Puis, pour ne pas trop se vieillir elle-même, elle crut devoir ajouter:
—A vrai dire, la marquise ne doit pas être si âgée, mais qui ne paraîtrait pas vieille à côté de vous, mon trésor? Ah! tout le monde ne peut pas être un bouton de rose!
Un instant, elle cessa de parler pour regarder de côté et d’autre, puis, baissant la voix et se dressant sur la pointe des pieds, elle dit avec toute la joie d’une commère qui peut cancaner en paix:
—Il faut que vous sachiez, ma jolie, que beaucoup de gens lui courent après; mais pas don Ricardo. Le pauvre gringo se contente de vous aimer, vous, mon petit jasmin. Les autres suivent la marquise... au pas! comme des autruches: le capitaine, l’Italien, l’homme aux papiers, tu sais, l’employé du gouvernement; ils sont tous fous et se regardent en chiens de faïence! Et le mari n’y voit rien; quant à elle, elle se moque de tous et elle s’amuse à les faire souffrir... Je crois que pas un des hommes qui viennent à la maison ne lui plaît.

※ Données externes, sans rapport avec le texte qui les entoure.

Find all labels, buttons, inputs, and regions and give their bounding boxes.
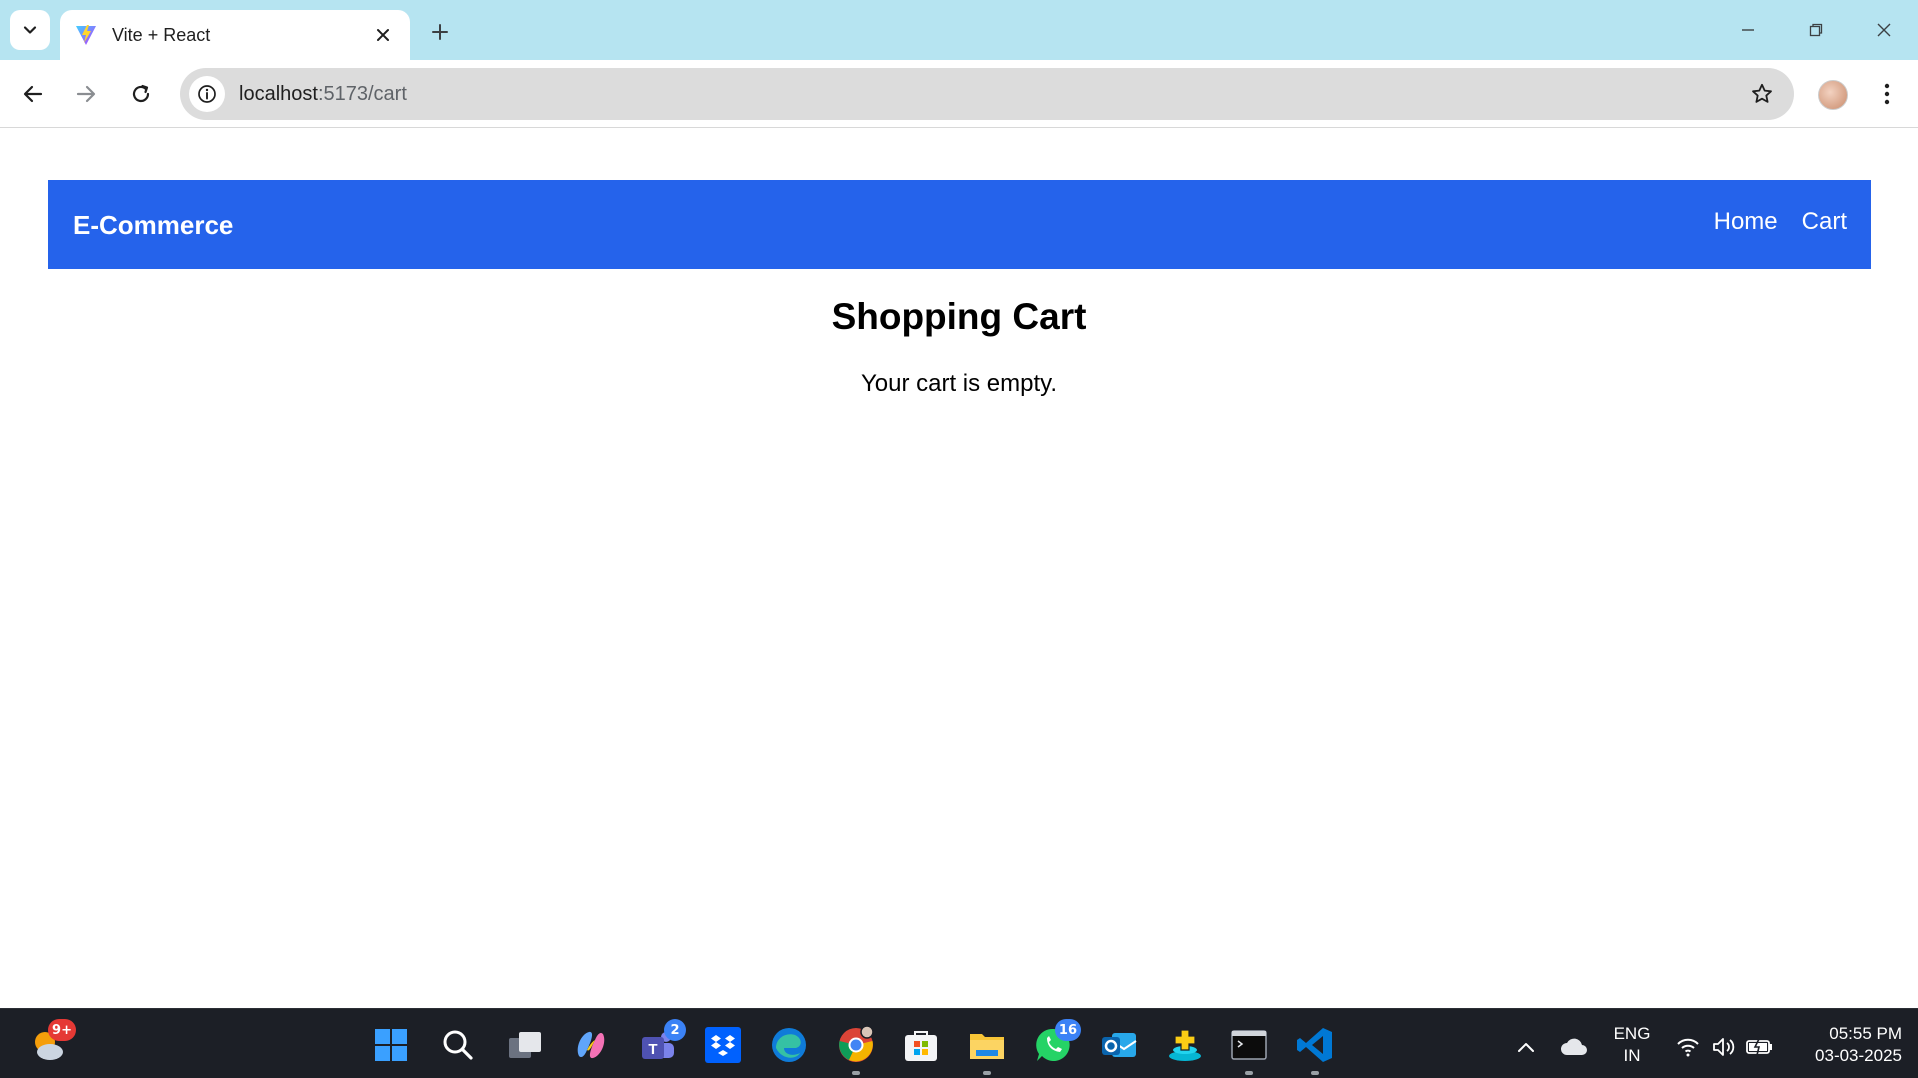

Ces paroles ne semblaient pas rassurer Celinda: au contraire elle s’en effrayait mentalement, car elle pensait: «Watson, on ne peut pas le comparer aux autres.»
Elle sentit le besoin d’exprimer son idée.
—Oui, les autres ne lui plaisent pas peut-être, mais don Ricardo est plus jeune qu’eux tous, et ces femmes qui ont connu le monde et qui commencent à vieillir ont parfois de telles... fantaisies.
IX
Le fameux Manos Duras vivait sur la bordure du haut plateau, face à la Pampa. Il apercevait au loin, devant lui, les limites de la Patagonie, et à ses pieds la vaste et tortueuse coupure du fleuve, avec un coin de l’estancia de Rojas.
Sa maison, construite en briques crues, était entourée de cahutes plus misérables encore et d’enclos formés de quelques vieux madriers fichés en terre, où l’on ne voyait que de loin en loin paître des animaux.